When I say: This video is unfunny to me in significant part because it the yucks come from depicting a stereotype --

Others who found it funny hear: You are a bad person for finding this funny. If you find this funny, you must be a woman-hater.

I think that's where the clash is.

Here's how I was once in the "others" camp. As a kid, I was a big fan of Attack of the Killer Tomatoes. There's one line in the film where somebody refers to tomatoes as a vegetable and the Japanese guy with limited English says, "Actually, tomatoes are fags."

Now, as a kid, not knowing any gay people, I found that line hilarious. It had this WTF quality to it that I, devoid of the 'baggage' of being gay and having to deal with epithets of "fruity" and "fag" and the like, found hilarious.

So later, I recalled this line (absolutely not thinking about it) to several friends, one who happened to be gay. They gave me disapproving looks, and I felt like I had just outed myself as a shitty human being.

But I wasn't, just clueless (back then) as to how hurtful these epithets can be.

Well, this seemed a lot more profound last night than it did today.
posted by angrycat at 2:55 PM on April 19, 2010 [1 favorite]

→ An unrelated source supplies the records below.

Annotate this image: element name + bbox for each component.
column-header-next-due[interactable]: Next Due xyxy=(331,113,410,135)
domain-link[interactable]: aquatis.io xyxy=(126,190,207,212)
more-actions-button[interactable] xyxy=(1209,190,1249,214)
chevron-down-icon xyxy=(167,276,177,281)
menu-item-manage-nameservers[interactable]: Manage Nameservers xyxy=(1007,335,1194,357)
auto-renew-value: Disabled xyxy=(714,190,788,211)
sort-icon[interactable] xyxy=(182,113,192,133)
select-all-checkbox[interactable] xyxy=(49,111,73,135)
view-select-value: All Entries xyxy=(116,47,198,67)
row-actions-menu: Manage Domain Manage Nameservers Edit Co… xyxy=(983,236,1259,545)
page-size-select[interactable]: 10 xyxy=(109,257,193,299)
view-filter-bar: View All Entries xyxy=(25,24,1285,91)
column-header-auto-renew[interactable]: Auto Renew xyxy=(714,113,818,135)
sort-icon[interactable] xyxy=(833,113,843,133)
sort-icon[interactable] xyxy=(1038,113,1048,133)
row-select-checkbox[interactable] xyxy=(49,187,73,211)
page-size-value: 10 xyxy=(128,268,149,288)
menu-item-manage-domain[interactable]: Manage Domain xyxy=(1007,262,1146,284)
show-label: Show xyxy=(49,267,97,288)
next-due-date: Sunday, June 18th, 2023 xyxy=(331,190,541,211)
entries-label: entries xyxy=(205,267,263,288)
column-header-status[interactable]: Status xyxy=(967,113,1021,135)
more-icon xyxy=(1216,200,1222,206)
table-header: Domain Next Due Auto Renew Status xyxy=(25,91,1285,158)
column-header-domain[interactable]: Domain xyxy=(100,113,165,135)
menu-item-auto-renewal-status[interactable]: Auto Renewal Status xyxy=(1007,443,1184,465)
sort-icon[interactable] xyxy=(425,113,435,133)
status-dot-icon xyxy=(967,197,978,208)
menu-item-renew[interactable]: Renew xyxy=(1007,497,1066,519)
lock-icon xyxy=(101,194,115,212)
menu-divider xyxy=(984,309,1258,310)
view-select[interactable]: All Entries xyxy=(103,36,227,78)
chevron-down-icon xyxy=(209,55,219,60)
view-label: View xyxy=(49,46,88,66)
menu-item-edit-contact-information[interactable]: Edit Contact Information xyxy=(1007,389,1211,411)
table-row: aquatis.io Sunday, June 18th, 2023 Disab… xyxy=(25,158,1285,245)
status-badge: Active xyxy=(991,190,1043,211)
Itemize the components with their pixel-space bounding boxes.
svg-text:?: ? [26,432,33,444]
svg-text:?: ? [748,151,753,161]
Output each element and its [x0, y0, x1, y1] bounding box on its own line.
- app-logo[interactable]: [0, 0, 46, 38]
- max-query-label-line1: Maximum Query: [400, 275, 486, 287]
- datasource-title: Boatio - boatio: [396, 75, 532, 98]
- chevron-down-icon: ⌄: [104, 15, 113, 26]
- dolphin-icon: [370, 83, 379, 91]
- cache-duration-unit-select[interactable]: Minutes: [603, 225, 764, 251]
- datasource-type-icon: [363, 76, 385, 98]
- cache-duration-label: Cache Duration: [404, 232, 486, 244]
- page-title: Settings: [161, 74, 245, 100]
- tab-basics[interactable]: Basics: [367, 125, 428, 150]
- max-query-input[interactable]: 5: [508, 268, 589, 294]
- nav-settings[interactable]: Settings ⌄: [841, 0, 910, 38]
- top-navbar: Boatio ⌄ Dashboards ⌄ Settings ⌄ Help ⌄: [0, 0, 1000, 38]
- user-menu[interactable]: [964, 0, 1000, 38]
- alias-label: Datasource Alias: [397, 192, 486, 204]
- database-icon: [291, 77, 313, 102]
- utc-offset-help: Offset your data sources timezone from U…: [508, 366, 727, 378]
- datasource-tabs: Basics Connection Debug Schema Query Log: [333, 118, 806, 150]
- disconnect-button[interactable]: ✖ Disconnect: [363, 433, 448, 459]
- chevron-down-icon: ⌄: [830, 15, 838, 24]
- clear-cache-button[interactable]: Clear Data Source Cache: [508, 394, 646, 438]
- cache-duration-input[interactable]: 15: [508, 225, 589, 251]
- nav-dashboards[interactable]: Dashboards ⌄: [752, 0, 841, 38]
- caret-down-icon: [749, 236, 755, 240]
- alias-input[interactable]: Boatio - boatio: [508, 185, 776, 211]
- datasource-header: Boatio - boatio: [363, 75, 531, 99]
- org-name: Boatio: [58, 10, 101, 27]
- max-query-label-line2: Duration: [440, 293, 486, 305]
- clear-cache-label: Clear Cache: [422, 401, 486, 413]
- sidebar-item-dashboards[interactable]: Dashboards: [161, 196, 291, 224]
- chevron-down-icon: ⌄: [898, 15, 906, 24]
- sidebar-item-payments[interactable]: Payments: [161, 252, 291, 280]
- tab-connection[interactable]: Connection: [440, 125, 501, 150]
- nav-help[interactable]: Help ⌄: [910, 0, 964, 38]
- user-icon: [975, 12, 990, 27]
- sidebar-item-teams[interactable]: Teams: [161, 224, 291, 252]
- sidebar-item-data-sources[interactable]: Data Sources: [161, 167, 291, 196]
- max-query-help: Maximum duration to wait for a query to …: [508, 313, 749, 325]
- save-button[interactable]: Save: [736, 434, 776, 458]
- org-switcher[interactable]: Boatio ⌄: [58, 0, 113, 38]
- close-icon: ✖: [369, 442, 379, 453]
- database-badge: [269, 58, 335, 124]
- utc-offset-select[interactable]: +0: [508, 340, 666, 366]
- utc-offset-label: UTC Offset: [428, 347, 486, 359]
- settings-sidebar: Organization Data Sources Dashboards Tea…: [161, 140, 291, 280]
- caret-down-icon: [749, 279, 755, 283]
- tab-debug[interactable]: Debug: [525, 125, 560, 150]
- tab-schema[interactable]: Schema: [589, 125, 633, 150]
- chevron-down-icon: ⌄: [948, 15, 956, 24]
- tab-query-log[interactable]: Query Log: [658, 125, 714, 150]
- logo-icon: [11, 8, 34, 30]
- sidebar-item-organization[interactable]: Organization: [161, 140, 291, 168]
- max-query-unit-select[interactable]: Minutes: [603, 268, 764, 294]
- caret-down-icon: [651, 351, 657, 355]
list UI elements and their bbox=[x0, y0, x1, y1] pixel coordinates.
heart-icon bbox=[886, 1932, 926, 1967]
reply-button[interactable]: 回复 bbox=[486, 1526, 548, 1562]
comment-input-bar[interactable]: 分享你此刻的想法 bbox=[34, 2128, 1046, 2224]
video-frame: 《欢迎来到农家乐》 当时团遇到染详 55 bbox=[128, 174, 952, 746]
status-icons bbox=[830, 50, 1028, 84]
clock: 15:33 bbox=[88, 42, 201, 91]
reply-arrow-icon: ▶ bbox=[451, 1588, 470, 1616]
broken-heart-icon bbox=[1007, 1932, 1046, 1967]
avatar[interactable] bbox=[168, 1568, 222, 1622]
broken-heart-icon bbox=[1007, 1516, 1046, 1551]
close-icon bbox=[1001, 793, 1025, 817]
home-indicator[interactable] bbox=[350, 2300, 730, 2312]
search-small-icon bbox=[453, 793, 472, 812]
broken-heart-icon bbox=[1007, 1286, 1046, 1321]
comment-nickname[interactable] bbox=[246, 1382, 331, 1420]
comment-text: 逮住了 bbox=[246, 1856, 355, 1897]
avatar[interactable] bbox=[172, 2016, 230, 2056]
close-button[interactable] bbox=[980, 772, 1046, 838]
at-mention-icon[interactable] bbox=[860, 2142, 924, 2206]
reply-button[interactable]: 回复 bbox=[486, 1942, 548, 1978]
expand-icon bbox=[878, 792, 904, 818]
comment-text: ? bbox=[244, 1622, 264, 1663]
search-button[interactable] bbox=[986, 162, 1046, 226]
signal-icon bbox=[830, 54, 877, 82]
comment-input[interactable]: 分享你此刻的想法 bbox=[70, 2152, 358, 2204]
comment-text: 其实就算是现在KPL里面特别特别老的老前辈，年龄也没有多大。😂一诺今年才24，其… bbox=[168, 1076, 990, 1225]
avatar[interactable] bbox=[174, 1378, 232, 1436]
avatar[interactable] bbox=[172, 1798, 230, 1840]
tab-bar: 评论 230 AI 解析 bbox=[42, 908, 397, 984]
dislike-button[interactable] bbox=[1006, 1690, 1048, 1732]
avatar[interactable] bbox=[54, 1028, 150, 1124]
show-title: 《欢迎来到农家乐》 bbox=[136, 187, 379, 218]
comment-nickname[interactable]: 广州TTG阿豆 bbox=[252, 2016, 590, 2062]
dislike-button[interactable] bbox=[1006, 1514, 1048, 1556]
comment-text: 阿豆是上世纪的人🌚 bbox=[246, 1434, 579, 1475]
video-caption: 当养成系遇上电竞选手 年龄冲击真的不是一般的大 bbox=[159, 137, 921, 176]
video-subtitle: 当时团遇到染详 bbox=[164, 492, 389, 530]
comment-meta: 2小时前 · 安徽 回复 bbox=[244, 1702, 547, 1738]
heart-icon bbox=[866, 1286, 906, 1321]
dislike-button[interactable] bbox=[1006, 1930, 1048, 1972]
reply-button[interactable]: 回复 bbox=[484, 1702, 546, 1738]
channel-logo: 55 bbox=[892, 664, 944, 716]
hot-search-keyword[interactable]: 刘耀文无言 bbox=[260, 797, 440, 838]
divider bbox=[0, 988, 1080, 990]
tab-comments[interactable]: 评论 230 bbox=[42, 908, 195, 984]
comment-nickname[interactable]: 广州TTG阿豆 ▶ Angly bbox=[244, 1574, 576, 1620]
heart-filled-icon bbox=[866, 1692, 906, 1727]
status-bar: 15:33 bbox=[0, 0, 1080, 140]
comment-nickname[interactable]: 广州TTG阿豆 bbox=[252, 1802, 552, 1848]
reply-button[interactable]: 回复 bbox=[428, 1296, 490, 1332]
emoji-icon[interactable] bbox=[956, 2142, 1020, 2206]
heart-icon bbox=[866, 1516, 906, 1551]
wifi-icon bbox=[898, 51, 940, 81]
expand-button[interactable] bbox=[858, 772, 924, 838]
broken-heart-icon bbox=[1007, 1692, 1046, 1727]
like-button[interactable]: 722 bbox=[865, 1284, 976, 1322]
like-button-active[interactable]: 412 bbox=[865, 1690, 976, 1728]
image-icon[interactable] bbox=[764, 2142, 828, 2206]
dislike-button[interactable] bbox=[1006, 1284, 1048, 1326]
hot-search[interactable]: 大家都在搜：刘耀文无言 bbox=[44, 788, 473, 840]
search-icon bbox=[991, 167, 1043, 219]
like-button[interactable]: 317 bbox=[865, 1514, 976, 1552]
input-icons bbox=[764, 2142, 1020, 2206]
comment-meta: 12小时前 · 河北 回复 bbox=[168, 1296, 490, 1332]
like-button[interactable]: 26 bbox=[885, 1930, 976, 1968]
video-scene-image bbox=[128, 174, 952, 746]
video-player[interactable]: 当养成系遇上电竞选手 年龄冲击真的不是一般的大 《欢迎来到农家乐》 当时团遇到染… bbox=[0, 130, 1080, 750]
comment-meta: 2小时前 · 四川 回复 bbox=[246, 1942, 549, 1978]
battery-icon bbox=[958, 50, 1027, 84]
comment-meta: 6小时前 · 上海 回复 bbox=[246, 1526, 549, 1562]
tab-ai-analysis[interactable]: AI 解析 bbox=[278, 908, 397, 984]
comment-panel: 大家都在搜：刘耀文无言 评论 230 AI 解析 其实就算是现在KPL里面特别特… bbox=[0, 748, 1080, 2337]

Angrycat: I had an epiphany last night about the whole P.C. thing (although yes, labeling it P.C. is Goodwin-esque, just using it for shorthand here).

When I say: This video is unfunny to me in significant part because it the yucks come from depicting a stereotype --

Others who found it funny hear: You are a bad person for finding this funny. If you find this funny, you must be a woman-hater.


I'm clearly far over into tl;dr territory, but I think that's very true. And nobody likes to feel judged, understandably. Which I think is where the idea of political correctness comes in - it's a shorthand to express the idea that the person or organisation doing what is perceived as judging cannot sincerely believe what they are saying, and must therefore must be faking it. How you unpack that - well, that's the tricky part.